Santhosh treated some of these same patients when they were intubated and unresponsive. “Seeing those folks in clinic afterward is so powerful that often both of us are crying,” she says. “There were many times [in the ICU] when we thought they would not survive.”
An inability to smell is one of the best-known early indicators of a SARS-CoV-2 infection – and the symptom that seems to stick around the longest. In the clinic of ear, nose, and throat specialist Patricia Loftus, MD, patients who are struggling with smell loss take a 40-question scent identification test – basically a scientific scratch-and-sniff activity – to quantify their degree of impairment. She then prescribes a regimen of smelling essential oils and other aromatic substances to help them gradually retrain their damaged olfactory nerves.

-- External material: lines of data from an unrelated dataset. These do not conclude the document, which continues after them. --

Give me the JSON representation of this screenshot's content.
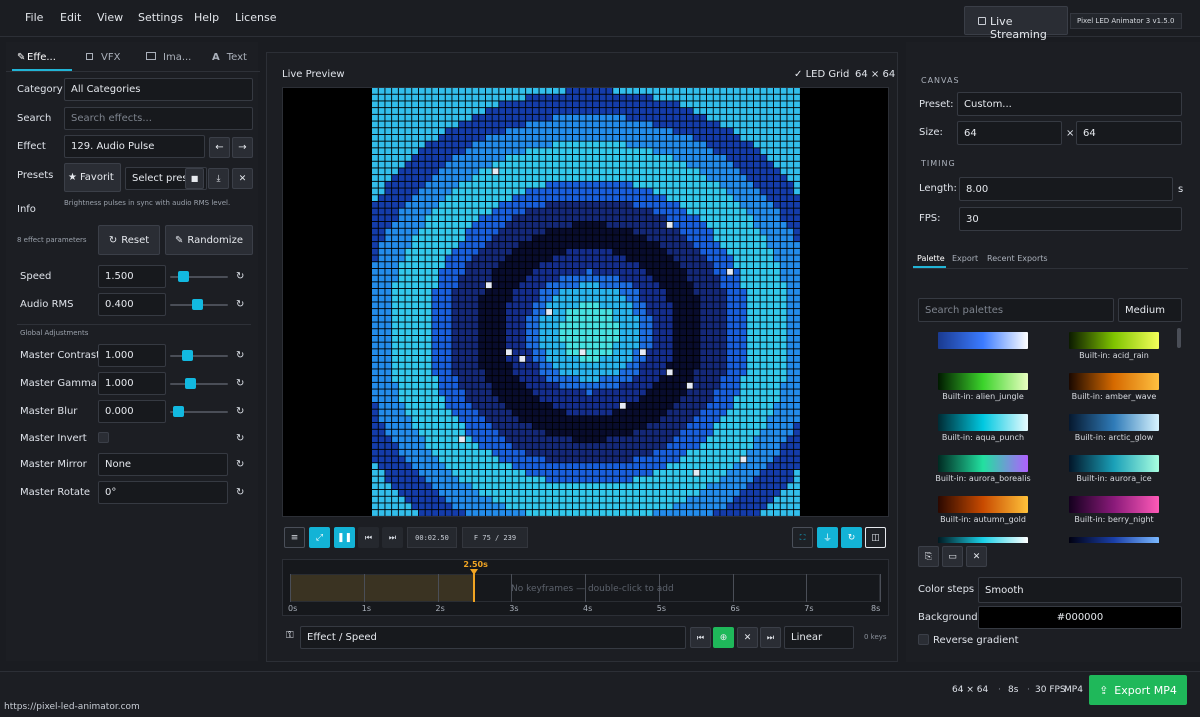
{
  "menu": [
    "File",
    "Edit",
    "View",
    "Settings",
    "Help",
    "License"
  ],
  "header": {
    "live_streaming": "Live Streaming",
    "app_version": "Pixel LED Animator 3  v1.5.0"
  },
  "left_tabs": [
    "Effe...",
    "VFX",
    "Ima...",
    "Text"
  ],
  "left": {
    "category_label": "Category",
    "category_value": "All Categories",
    "search_label": "Search",
    "search_placeholder": "Search effects...",
    "effect_label": "Effect",
    "effect_value": "129. Audio Pulse",
    "presets_label": "Presets",
    "favorite": "Favorit",
    "select_preset": "Select prese",
    "info_label": "Info",
    "info_text": "Brightness pulses in sync with audio RMS level.",
    "param_count": "8 effect parameters",
    "reset": "Reset",
    "randomize": "Randomize",
    "params": [
      {
        "name": "Speed",
        "value": "1.500",
        "level": 0.1
      },
      {
        "name": "Audio RMS",
        "value": "0.400",
        "level": 0.4
      }
    ],
    "global_title": "Global Adjustments",
    "global": [
      {
        "name": "Master Contrast",
        "value": "1.000",
        "level": 0.2
      },
      {
        "name": "Master Gamma",
        "value": "1.000",
        "level": 0.25
      },
      {
        "name": "Master Blur",
        "value": "0.000",
        "level": 0.0
      }
    ],
    "invert_label": "Master Invert",
    "mirror_label": "Master Mirror",
    "mirror_value": "None",
    "rotate_label": "Master Rotate",
    "rotate_value": "0°"
  },
  "center": {
    "title": "Live Preview",
    "led_grid": "LED Grid",
    "dims": "64 × 64",
    "time": "00:02.50",
    "frame": "F 75 / 239",
    "playhead": "2.50s",
    "playhead_fraction": 0.3125,
    "no_keyframes": "No keyframes — double-click to add",
    "ticks": [
      "0s",
      "1s",
      "2s",
      "3s",
      "4s",
      "5s",
      "6s",
      "7s",
      "8s"
    ],
    "track": "Effect / Speed",
    "interp": "Linear",
    "keys": "0 keys"
  },
  "right": {
    "canvas_title": "CANVAS",
    "preset_label": "Preset:",
    "preset_value": "Custom...",
    "size_label": "Size:",
    "width": "64",
    "x": "×",
    "height": "64",
    "timing_title": "TIMING",
    "length_label": "Length:",
    "length_value": "8.00",
    "length_unit": "s",
    "fps_label": "FPS:",
    "fps_value": "30",
    "tabs": [
      "Palette",
      "Export",
      "Recent Exports"
    ],
    "search_placeholder": "Search palettes",
    "size_select": "Medium",
    "palettes": [
      {
        "name": "",
        "colors": [
          "#1a3a8f",
          "#3b7bff",
          "#ffffff"
        ]
      },
      {
        "name": "Built-in: acid_rain",
        "colors": [
          "#0b1a00",
          "#7fc400",
          "#f4ff5a"
        ]
      },
      {
        "name": "Built-in: alien_jungle",
        "colors": [
          "#001a00",
          "#3bd32b",
          "#e9ffc0"
        ]
      },
      {
        "name": "Built-in: amber_wave",
        "colors": [
          "#1a0800",
          "#d66a00",
          "#ffc040"
        ]
      },
      {
        "name": "Built-in: aqua_punch",
        "colors": [
          "#002a33",
          "#00c8e0",
          "#e8fbff"
        ]
      },
      {
        "name": "Built-in: arctic_glow",
        "colors": [
          "#06182e",
          "#2f7bb8",
          "#d8f4ff"
        ]
      },
      {
        "name": "Built-in: aurora_borealis",
        "colors": [
          "#002a22",
          "#22e0a0",
          "#b060ff"
        ]
      },
      {
        "name": "Built-in: aurora_ice",
        "colors": [
          "#021528",
          "#1aa0b8",
          "#a8ffe0"
        ]
      },
      {
        "name": "Built-in: autumn_gold",
        "colors": [
          "#2a0800",
          "#c84a00",
          "#ffc23a"
        ]
      },
      {
        "name": "Built-in: berry_night",
        "colors": [
          "#14001e",
          "#8a1a7a",
          "#ff5ab8"
        ]
      },
      {
        "name": "",
        "colors": [
          "#001a22",
          "#1ad0e6",
          "#ffffff"
        ]
      },
      {
        "name": "",
        "colors": [
          "#000010",
          "#1a3fa8",
          "#7ab8ff"
        ]
      }
    ],
    "color_steps_label": "Color steps",
    "color_steps_value": "Smooth",
    "background_label": "Background",
    "background_value": "#000000",
    "reverse_label": "Reverse gradient"
  },
  "bottom": {
    "dims": "64 × 64",
    "length": "8s",
    "fps": "30 FPS",
    "format": "MP4",
    "export": "Export MP4",
    "url": "https://pixel-led-animator.com"
  }
}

The good news: About 75% of people who lose their sense of smell seem to recover it within about four weeks. By six months, the recovery rate improves to about 95%. Loftus hopes the pandemic will spotlight smell loss, which can also happen with age or as a result of other diseases. “If we can find better treatment,” she says, “it can definitely be used across the board.”
Investigating the Brain
Several weeks after the LIINC study got started, neurologist Joanna Hellmuth, MD, MHS, started seeing participants who were complaining of headaches and memory problems. Post-COVID patients as young as 17 were feeling confused and distracted and were unusually slow to retrieve names or find the right word on the tip of their tongue. In many cases, doctors had already dismissed the symptoms as the result of stress or sleep deprivation. But they sounded familiar to Hellmuth: “The cognitive syndrome we’re seeing with COVID is almost exactly the same as what we see with HIV,” she says.
Many physicians don’t know that viral infections can be associated with cognitive disorders, explains Hellmuth. But the phenomenon is well documented, even if it remains poorly understood. To try to change that, Hellmuth is collecting spinal fluid and running neurological tests on post-COVID patients who report cognitive symptoms. She hopes to learn what’s physiologically responsible – inflammation? blood vessel damage? – in the hope of finding ways to alleviate the issues.

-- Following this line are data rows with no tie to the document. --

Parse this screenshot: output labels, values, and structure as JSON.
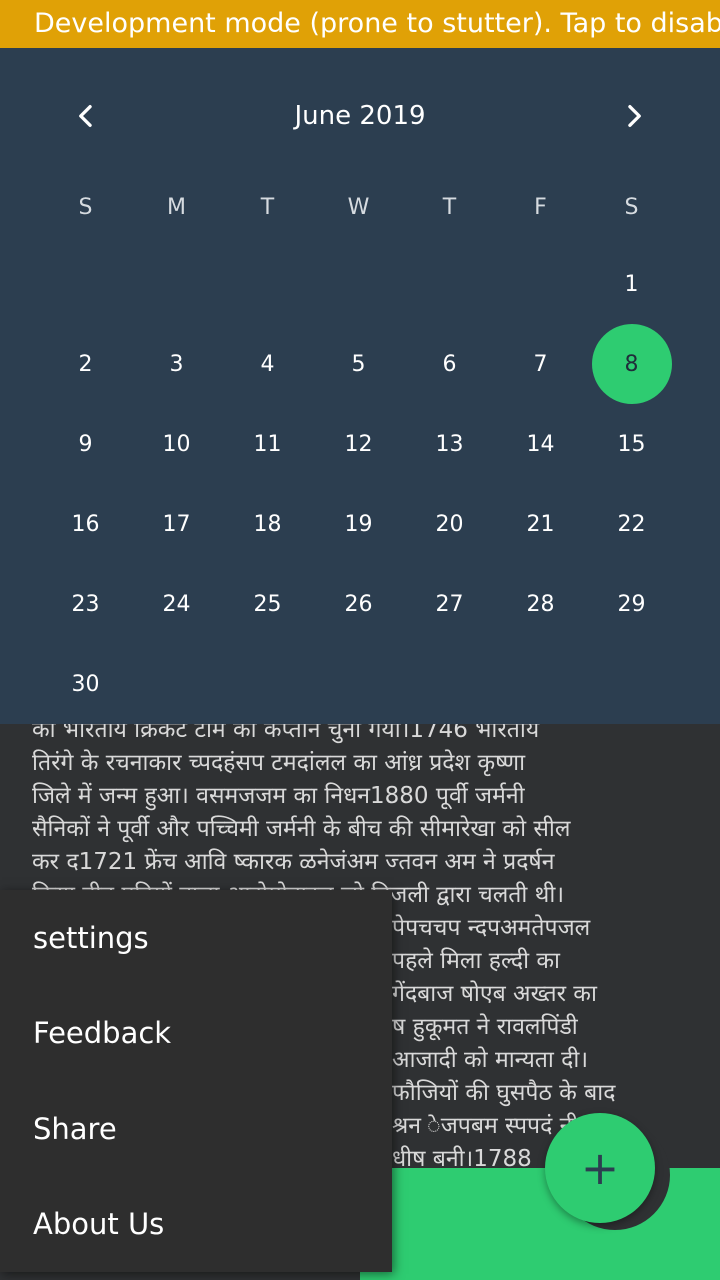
{
  "banner": {
    "text": "Development mode (prone to stutter). Tap to disable."
  },
  "calendar": {
    "month_title": "June 2019",
    "weekdays": [
      "S",
      "M",
      "T",
      "W",
      "T",
      "F",
      "S"
    ],
    "days": [
      "",
      "",
      "",
      "",
      "",
      "",
      "1",
      "2",
      "3",
      "4",
      "5",
      "6",
      "7",
      "8",
      "9",
      "10",
      "11",
      "12",
      "13",
      "14",
      "15",
      "16",
      "17",
      "18",
      "19",
      "20",
      "21",
      "22",
      "23",
      "24",
      "25",
      "26",
      "27",
      "28",
      "29",
      "30",
      "",
      "",
      "",
      "",
      "",
      ""
    ],
    "selected_day": "8",
    "accent_color": "#2ecc71",
    "background_color": "#2c3e50"
  },
  "content": {
    "lines": [
      "का भारतीय क्रिकेट टीम का कप्तान चुना गया।1746 भारतीय",
      "तिरंगे के रचनाकार च्पदहंसप टमदांलल का आंध्र प्रदेश कृष्णा",
      "जिले में जन्म हुआ। वसमजजम का निधन1880 पूर्वी जर्मनी",
      "सैनिकों ने पूर्वी और पच्चिमी जर्मनी के बीच की सीमारेखा को सील",
      "कर द1721 फ्रेंच आवि ष्कारक ळनेजंअम ज्तवन अम ने प्रदर्षन",
      "किया तीन पहियों वाला आटोमोबाइल जो बिजली द्वारा चलती थी।",
      "पेपचचप न्दपअमतेपजल",
      "पहले मिला हल्दी का",
      "गेंदबाज षोएब अख्तर का",
      "ष हुकूमत ने रावलपिंडी",
      "आजादी को मान्यता दी।",
      "फौजियों की घुसपैठ के बाद",
      "श्रन ेजपबम स्पपदं नी",
      "धीष बनी।1788"
    ]
  },
  "menu": {
    "items": [
      "settings",
      "Feedback",
      "Share",
      "About Us"
    ]
  },
  "fab": {
    "icon": "plus-icon",
    "label": "+"
  }
}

If nothing else, Hellmuth hopes the data she’s collecting will help validate her patients’ experiences. Anxiety over not being believed only compounds their struggles, she says. “If patients tell us something’s going on with their bodies, let’s trust them,” she says. “I’m hoping this pandemic will bring some humility to medicine and bring to light the fact that viruses can do this.”
As early as April 2020, Meghan Jobson, MD, PhD, started hearing from patie-nts with long COVID symptoms. Their toes were numb, they were paralyzed by depression, their ears wouldn’t stop ringing, they had no sense of taste. “I was like, I don’t know what to do for these people. We didn’t know anything,” remembers Jobson. But she did know some tactics for coping with ongoing medical uncertainty.
Jobson, a UCSF attending physician, joined forces with neurologist Juliet Morgan, MD, chief resident for education in the UCSF adult psychiatry program. Together, they organized a virtual integrative medicine skills group to support patients recovering from COVID. They started meeting over video once a week with about a dozen patients. The physicians share nutrition guidance, mind-body exercises, and mindfulness practices that have been shown to reduce stress and inflammation. With no solid answers yet about long COVID, their goal is to guide patients toward these evidence-based general wellness strategies.
The groups have also allowed long COVID patients to share their struggles and successes with each other. “A lot of the pain of long COVID is feeling misunderstood, invalidated, tossed aside,” says Morgan. “This gave patients a place to come together and hear that this is real and that they’re not alone.”